KDR 2016-04-01 13:43:48

By adding OPTION (QUERYTRACEON 9481) to the query the results come back in less than 1 second. I'm trying to understand why the new CE is causing such bad performance.

KDR 2016-04-01 13:48:02
Attached is the plan when using the old CE with trace 9481 link text

SQLkiwi 2016-04-02 18:35:01
The anonymized query appears to reference some moderately complex views, and includes a number of features that pose problems for accurate cardinality estimation, whichever CE model is in use. As far as I can tell from the information provided, the fact that the 70 model CE chooses a 'better' plan is, to a very large extent, simply luck.

The two CE models make different assumptions, and use different calculations, so it is no great surprise that the two plans are different. The fact that one is 'wrong' is ways that ultimately benefit performance is the chance aspect. Regressions when switching to the new CE are expected, and using 9481 is one way to avoid that.

That said, in an effort to say something useful aside from generalities, the query is problematic because it is very hard to estimate cardinality when EXISTS is combined with a disjunction (OR). One unhappy plan shape that often results is shown in the 120 CE plan: a semi join with multiple inputs to a Concatenation on its inner side.

Some of the trauma that results in trying to assess this shape can be seen when viewing the plan in SSMS – some of the operator cost percentages exceed 100%, a bug that Plan Explorer does its best to correct for.

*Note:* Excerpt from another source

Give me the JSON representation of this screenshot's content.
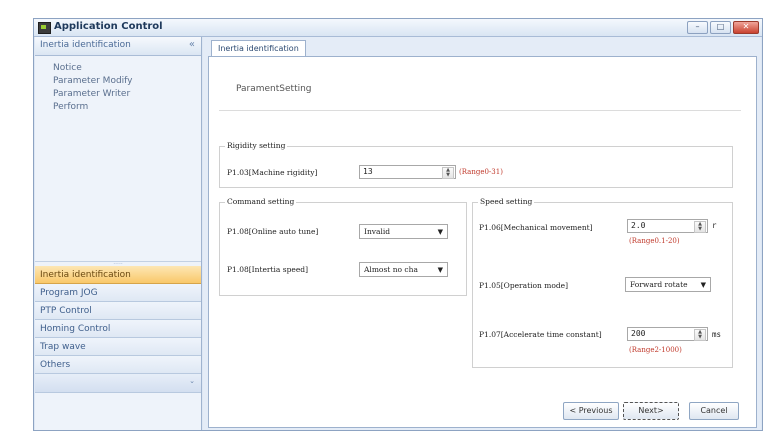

A Merge Join (Concatenation) deep in the tree has a cost percentage of 26,162% (!) for example. The low chance of a row that results from this difficult analysis looks cheap to the optimizer, but the strategy may fail badly at runtime where many more rows are encountered than expected.

Another important effect is that the way cost estimates are combined below the semijoin means that the higher levels of the input to the concatenation have a much greater contribution to the expected cost. This leads to a plan optimized for finding a row (to satisfy the semijoin) much earlier than actually occurs. The expensive work hidden lower down on the inputs to the semijoin therefore appears cheap – and this all falls apart when it turns out to be expensive, and executed many times.

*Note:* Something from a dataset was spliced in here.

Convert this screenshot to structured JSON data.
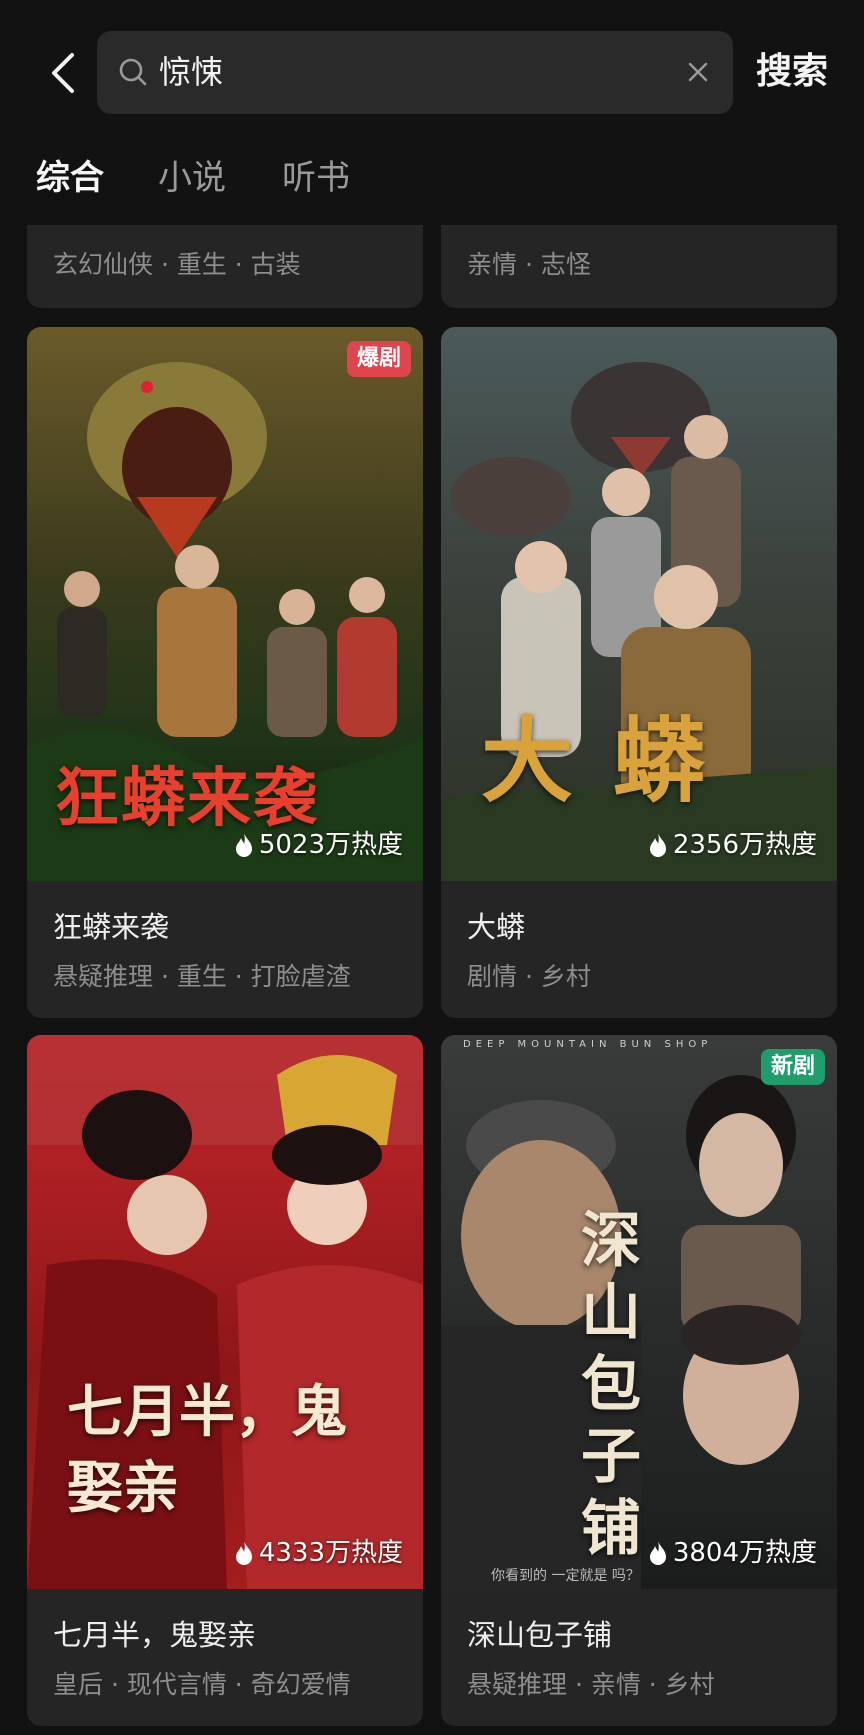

The 70 CE happens to assign a higher cost initially, meaning it spends more time looking at alternatives, eventually settling on an implementation where the semijoin is pushed lower in the tree, and implemented with a Hash Match Right Semi Join. Crucially, this choice precludes the use of a series of inputs to a Concatenation operator, because the inputs are no longer correlated. The resulting plan features fewer nested loops at the higher levels, so the risk of excessive iterations is much reduced.

In addition, the higher cost of the 70 CE plan, and the greater time spent on optimization, appears to allow the optimizer to push an important predicate lower in the plan, meaning fewer rows make it past the Segment/Sequence Project combination. This is a pattern often seen with a window function like ROW_NUMBER in a view.

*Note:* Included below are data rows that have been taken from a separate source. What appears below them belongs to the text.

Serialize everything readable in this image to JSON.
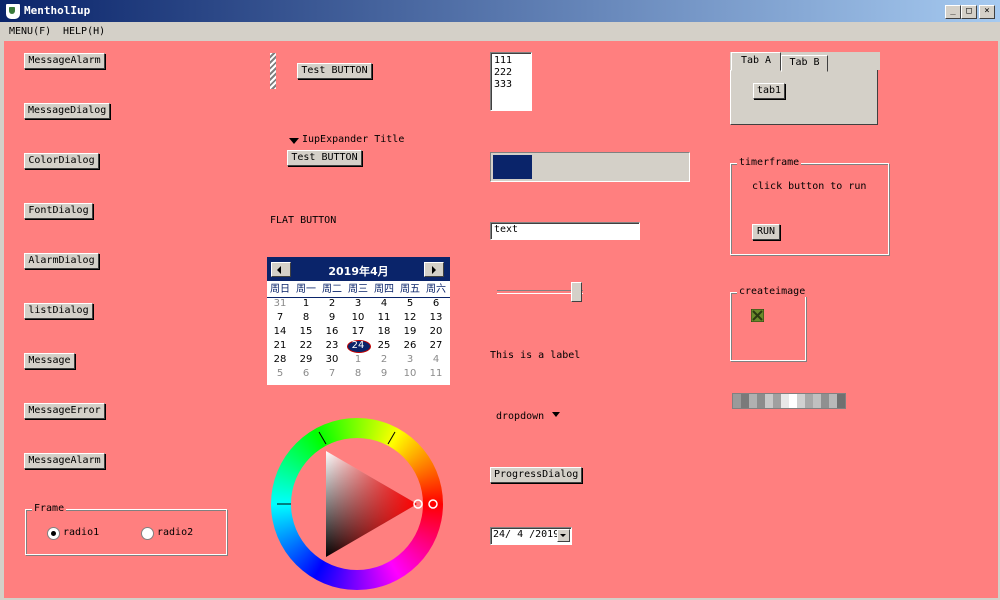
{
  "window": {
    "title": "MentholIup",
    "buttons": {
      "minimize": "_",
      "maximize": "□",
      "close": "×"
    }
  },
  "menu": [
    "MENU(F)",
    "HELP(H)"
  ],
  "left_buttons": [
    "MessageAlarm",
    "MessageDialog",
    "ColorDialog",
    "FontDialog",
    "AlarmDialog",
    "listDialog",
    "Message",
    "MessageError",
    "MessageAlarm"
  ],
  "frame": {
    "title": "Frame",
    "radio1": "radio1",
    "radio2": "radio2",
    "selected": "radio1"
  },
  "col2": {
    "test_button": "Test BUTTON",
    "expander_title": "IupExpander Title",
    "expander_button": "Test BUTTON",
    "flat_button": "FLAT BUTTON"
  },
  "calendar": {
    "month_title": "2019年4月",
    "weekdays": [
      "周日",
      "周一",
      "周二",
      "周三",
      "周四",
      "周五",
      "周六"
    ],
    "weeks": [
      [
        "31",
        "1",
        "2",
        "3",
        "4",
        "5",
        "6"
      ],
      [
        "7",
        "8",
        "9",
        "10",
        "11",
        "12",
        "13"
      ],
      [
        "14",
        "15",
        "16",
        "17",
        "18",
        "19",
        "20"
      ],
      [
        "21",
        "22",
        "23",
        "24",
        "25",
        "26",
        "27"
      ],
      [
        "28",
        "29",
        "30",
        "1",
        "2",
        "3",
        "4"
      ],
      [
        "5",
        "6",
        "7",
        "8",
        "9",
        "10",
        "11"
      ]
    ],
    "today": "24"
  },
  "col3": {
    "list_items": [
      "111",
      "222",
      "333"
    ],
    "progress_fraction": 0.2,
    "text_value": "text",
    "slider_fraction": 0.9,
    "label": "This is a label",
    "dropdown": "dropdown",
    "progress_dialog_button": "ProgressDialog",
    "date_value": "24/ 4 /2019"
  },
  "col4": {
    "tab_a": "Tab A",
    "tab_b": "Tab B",
    "tab_button": "tab1",
    "timer_frame_title": "timerframe",
    "timer_text": "click button to run",
    "run_button": "RUN",
    "createimage_title": "createimage"
  },
  "colors": {
    "background": "#ff7f7f",
    "face": "#d4d0c8",
    "accent": "#0a246a"
  }
}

The plan also shows a number of potential missing indexes and other warnings about cardinality estimation due to type conversions. The Eager Index Spool in the problematic plan is another sign that a potentially important index is missing.

Ultimately, the issues here are far too complex to explore in detail, but I hope some of the above is useful to you. If the 9481 hint is an acceptable workaround for you, that's fine. But be aware that the 'good' plan selection has that element of luck. If you want the best chance of getting good plans reliably from the optimizer as the data changes, you would need to look at improving the indexing, addressing the type conversions, and simplifying the query (perhaps breaking it up into parts the optimizer can estimate correctly).